I posted this on The Student Room in a thread about reforming A-levels and am reposting it here.
What exams boil down to are a measurement of someone’s ability in a given field against an arbitrary measure at a given point in time. The score that is given is then used by other people for whatever means:
- Universities to decide who should get in and who should not
- Employers to decide which person to employ, if any
- Parents to boast to each other about how wonderfully their offspring have done
(I half-jest with the last one!)
One of the many problems with the changing standards over the decades is that it brings in uncertainty – which destabilises the whole system. As an employer, I would want to know whether someone with an A-level in Maths gained in say 1998 is the same as someone who had gained it in 2008. The problem also extends to universities. Without a reasonable idea of comparison between the universities, it’s very difficult to make a judgement in a short space of time as to which applicant may be preferable. It’s one of the reasons why top firms spend a huge amount of resources on their own assessment centres. (I went through the Civil Service one several years ago – they are intense).
As an employer, you have a very limited amount of time and resources to spend on recruitment – you want to concentrate on your day-to-day work. In return for paying taxes, you expect the state (amongst other things) to run a system of assessment at the end of a person’s education that allows the former to shorten the cost of recruitment. So if an employer wants an applicant to be reasonably numerate and literate, they can set a standard at requiring C-grades at GCSE for maths and English – rather than testing each applicant themselves. If people with those grades then turn out to be struggling with literacy and numeracy, then the examination system – and the teaching beyond it is then called into question.
Why competitive exam boards?
This for me is where competition did not work. Rather than using competition to drive up standards, it went in the opposite direction – in part because of flawed incentives. School funding from the government is in part dependent on exam results. With that pressure, the incentive on schools is to select the exam boards that are most likely to give the highest number of top grades. The incentive is on the teachers to teach to the test because their pay in part is related to how successful the school is – especially with further decentralisation and independent academies.

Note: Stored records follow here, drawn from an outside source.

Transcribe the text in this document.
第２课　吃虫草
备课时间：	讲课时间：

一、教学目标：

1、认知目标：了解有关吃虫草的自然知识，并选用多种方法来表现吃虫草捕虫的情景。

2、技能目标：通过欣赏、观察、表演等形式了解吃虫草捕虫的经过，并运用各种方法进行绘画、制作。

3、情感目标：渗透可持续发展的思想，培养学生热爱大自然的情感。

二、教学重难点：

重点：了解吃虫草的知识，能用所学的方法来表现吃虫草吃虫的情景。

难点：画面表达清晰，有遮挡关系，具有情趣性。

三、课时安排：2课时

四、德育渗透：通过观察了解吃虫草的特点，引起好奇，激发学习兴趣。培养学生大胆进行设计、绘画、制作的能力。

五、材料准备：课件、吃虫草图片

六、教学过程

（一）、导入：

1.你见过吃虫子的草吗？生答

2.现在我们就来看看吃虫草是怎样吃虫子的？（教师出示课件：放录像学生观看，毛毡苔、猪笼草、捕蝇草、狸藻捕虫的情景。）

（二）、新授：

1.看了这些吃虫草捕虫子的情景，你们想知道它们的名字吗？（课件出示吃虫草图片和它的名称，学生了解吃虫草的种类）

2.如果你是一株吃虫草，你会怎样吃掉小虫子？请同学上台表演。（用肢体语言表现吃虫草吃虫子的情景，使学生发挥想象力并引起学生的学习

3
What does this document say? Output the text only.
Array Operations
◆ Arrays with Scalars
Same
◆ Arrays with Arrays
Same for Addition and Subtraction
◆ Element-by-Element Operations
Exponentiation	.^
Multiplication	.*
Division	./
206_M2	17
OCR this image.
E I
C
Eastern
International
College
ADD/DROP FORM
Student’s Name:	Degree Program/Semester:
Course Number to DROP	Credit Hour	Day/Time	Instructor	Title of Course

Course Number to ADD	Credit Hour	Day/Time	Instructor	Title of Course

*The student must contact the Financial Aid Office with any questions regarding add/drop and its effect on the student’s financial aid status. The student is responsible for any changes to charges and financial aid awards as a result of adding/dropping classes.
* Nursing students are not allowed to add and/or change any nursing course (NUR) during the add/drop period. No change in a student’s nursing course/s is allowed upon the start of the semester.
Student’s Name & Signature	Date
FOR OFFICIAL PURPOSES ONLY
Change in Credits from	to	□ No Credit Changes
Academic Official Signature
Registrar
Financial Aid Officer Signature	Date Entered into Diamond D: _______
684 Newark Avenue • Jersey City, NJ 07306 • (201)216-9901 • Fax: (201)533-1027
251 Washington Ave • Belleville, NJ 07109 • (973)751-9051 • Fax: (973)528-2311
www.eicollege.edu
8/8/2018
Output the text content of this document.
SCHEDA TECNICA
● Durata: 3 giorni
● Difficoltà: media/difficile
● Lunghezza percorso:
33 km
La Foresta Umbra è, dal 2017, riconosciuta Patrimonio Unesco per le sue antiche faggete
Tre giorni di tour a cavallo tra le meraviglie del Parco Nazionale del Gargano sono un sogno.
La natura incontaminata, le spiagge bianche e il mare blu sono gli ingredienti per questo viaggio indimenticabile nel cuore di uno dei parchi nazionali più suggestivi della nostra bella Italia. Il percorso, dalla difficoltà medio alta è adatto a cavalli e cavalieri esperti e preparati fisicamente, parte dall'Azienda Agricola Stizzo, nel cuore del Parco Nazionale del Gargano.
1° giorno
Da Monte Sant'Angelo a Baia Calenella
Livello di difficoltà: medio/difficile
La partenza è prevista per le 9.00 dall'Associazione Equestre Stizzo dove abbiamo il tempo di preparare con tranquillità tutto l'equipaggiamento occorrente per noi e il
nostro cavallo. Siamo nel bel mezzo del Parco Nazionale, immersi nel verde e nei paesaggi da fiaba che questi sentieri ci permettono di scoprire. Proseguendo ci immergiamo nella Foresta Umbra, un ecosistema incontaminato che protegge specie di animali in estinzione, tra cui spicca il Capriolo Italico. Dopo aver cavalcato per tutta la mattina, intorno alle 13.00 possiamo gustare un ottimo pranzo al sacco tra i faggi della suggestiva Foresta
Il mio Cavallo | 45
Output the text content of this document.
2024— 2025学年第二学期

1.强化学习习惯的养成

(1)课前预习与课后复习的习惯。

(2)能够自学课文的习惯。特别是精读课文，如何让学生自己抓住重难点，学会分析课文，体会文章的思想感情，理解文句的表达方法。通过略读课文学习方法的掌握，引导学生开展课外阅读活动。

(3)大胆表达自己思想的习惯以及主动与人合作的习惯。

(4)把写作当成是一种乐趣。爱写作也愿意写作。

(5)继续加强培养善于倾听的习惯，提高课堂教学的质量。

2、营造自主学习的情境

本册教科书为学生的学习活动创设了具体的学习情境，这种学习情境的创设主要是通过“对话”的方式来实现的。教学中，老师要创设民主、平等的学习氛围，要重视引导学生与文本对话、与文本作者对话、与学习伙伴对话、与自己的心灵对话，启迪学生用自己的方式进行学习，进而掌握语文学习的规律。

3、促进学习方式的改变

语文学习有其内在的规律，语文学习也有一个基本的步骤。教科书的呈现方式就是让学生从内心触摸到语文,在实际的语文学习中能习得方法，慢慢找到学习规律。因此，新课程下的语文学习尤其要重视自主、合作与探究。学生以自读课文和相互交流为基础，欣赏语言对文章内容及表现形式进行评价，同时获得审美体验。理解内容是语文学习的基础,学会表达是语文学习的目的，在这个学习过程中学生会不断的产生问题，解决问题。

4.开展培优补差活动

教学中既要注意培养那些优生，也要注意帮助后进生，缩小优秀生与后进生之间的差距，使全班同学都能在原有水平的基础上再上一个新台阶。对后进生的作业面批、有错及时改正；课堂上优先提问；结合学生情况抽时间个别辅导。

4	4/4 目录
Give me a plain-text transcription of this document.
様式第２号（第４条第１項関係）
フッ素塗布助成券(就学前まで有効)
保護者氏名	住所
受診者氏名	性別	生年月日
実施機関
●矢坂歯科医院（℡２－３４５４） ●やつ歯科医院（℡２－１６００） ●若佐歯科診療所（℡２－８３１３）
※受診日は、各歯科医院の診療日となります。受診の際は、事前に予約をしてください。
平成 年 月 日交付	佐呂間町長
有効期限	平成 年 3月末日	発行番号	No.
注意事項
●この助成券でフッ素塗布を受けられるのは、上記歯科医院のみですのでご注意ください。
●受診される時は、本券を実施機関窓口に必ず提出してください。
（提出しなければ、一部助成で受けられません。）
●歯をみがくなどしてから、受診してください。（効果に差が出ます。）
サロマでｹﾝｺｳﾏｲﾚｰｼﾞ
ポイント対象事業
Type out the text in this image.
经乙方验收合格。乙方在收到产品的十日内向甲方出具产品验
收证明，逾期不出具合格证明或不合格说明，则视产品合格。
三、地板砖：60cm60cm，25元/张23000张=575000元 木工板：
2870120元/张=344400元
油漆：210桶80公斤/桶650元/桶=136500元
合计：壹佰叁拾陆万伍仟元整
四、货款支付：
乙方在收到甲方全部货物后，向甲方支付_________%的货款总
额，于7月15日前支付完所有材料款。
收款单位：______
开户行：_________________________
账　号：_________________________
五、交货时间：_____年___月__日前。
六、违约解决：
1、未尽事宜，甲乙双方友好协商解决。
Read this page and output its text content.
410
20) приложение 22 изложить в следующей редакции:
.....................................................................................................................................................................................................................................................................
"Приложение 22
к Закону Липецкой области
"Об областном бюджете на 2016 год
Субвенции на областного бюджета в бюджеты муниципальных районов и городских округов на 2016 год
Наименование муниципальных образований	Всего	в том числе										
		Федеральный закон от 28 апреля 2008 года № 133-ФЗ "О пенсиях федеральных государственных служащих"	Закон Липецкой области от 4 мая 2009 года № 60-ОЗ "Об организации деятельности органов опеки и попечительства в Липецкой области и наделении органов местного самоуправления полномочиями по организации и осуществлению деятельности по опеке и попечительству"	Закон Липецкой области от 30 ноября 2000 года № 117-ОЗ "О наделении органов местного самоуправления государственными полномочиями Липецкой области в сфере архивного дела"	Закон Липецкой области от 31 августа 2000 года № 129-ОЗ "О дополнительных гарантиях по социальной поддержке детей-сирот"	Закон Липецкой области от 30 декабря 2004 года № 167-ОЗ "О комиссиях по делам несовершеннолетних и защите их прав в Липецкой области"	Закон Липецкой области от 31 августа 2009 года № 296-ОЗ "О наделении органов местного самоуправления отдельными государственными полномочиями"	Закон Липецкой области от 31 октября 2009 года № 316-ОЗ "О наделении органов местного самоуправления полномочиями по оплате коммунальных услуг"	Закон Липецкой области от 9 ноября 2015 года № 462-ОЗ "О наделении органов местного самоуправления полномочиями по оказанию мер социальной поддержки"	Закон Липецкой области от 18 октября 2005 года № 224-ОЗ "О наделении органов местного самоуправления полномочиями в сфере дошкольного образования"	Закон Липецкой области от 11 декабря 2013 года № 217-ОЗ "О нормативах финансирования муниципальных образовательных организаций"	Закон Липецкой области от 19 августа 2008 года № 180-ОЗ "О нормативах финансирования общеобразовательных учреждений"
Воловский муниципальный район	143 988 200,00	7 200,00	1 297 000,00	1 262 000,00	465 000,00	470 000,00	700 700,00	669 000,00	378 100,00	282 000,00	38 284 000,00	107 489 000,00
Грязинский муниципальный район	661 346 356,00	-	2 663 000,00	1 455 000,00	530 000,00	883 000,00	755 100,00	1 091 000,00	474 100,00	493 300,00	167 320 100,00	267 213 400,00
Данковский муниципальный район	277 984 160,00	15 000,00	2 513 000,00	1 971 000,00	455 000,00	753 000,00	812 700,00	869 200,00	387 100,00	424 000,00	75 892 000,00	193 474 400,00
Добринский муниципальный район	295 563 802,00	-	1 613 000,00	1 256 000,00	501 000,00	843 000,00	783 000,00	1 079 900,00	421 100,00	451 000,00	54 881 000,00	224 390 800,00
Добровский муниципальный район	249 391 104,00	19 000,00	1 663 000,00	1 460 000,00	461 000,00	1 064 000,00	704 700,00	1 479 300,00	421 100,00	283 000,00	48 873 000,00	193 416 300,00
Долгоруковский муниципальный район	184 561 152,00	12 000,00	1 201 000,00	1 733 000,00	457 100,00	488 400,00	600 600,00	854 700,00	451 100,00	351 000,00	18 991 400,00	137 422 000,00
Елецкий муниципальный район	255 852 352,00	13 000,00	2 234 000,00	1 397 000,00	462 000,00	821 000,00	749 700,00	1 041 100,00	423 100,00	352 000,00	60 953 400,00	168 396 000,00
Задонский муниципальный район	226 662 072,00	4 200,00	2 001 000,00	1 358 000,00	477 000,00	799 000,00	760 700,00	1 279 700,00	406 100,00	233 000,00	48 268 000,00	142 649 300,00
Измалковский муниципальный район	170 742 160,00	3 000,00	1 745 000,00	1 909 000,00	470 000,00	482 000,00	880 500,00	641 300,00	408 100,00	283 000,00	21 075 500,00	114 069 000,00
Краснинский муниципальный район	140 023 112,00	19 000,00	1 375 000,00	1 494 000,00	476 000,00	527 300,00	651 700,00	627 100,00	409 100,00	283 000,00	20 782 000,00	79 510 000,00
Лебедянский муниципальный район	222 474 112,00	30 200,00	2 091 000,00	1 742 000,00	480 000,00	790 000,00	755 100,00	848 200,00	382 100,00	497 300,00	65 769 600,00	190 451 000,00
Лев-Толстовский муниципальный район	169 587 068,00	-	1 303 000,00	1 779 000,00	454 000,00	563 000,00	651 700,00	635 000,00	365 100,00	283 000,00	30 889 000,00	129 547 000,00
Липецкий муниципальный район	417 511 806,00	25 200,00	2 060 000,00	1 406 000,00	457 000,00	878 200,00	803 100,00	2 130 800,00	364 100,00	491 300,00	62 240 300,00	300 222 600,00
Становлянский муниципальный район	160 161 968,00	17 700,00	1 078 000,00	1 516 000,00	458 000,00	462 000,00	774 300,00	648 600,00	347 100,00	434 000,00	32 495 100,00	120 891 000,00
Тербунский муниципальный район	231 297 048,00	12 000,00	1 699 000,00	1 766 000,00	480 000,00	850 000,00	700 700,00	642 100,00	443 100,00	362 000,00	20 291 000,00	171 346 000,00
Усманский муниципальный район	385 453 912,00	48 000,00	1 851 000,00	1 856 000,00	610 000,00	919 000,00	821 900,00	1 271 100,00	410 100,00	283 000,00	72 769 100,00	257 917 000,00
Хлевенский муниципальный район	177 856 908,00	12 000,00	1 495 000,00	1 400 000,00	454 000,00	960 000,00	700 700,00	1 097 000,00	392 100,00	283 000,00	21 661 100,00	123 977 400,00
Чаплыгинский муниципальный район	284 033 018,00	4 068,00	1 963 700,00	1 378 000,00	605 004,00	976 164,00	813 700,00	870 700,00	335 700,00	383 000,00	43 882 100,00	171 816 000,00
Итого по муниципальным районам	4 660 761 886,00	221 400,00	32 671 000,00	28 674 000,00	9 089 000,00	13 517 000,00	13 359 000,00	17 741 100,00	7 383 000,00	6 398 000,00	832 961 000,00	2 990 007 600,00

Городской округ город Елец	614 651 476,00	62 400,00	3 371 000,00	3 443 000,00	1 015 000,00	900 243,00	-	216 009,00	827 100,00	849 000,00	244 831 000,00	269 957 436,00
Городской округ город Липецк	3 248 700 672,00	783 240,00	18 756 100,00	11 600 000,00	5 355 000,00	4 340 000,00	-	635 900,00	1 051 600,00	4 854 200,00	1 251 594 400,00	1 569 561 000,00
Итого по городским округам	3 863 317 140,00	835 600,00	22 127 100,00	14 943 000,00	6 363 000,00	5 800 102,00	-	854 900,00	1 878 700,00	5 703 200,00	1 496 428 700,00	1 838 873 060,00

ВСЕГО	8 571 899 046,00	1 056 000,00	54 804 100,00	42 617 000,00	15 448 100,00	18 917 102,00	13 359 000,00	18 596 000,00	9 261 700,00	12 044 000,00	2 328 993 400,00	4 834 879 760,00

The privatised exam boards have an incentive to meet this demand. Make your exams too stringent and fewer schools will choose you. Because you are a profit-making organisation, you need to make a return on your operation. Therefore you ‘dumb down’ in order to fill your order book. It’s big money too. In 2009 secondary schools alone spent £281million on exam fees alone. There is a lot of money to be made out of exams. [UPDATE: For 2010/11 that figure is now £328million]
You then had the recent scandal exposed in the Telegraph. With such big money in exams and incentives for exam boards to make money, it’s not surprising that things have become aggressively commercialised.
The question then is how to rein things back in. For me, taking the profit motive out would be a start. What may be in the interests of shareholders may not be in the interests of the wider economy. As the assessment of exams and awarding of results underpins so much of the economy, shareholder interest where this conflicts (as I have outlined above) means something needs to be done.
This may mean the restriction of who can accredit qualifications and may ultimately mean the nationalisation of exam boards under an executive government agency accountable to ministers.
Coming back to the employers’ perspectives, they want to know they can trust the grade attached to the qualification. They don’t have time to look into the ins and outs of exam boards and syllabuses. I remember my old geography teacher saying how the syllabus we were following was a damn sight harder than ones at my old school, but that it allowed the ‘better’ students to shine. That didn’t stop me from feeling peeved about having to work into the ground for my grade B versus those from my former school who seemed to have a much easier time of it. A university admissions tutor may be able to make some distinction, but the wider world?
Another perspective from me is that I don’t like the idea of “You have to take your GCSEs when you’re 16 and A-levels when you’re 18”. (Or the expectation of). I couldn’t help but feel I needed one more term with my A-levels (even though my grades were quite good in the end). I’d prefer to move to a system and a culture of people taking exams when they are ready. Ditto with university and the expectation that ‘it is the next thing to go on to’ (which was a phrase I often heard from fellow undergrads when I was there – though I expect the stupendously high fees will have changed that expectation significantly now).
At the moment, the system and culture of exams costs too much, is damaging to people who genuinely have a love for the subject by being taught to the test, produces qualifications that employers don’t seem to have enough confidence in and seems to lack consistency over time. Yes, there needs to be reform, but I’m not sure the political establishment have the will-power to bring in the reforms that are needed – i.e. taking control of the situation. It sounds like they want ‘someone else’ (whether universities or otherwise) to do it for them. I am however, open to persuasion that this is not the case.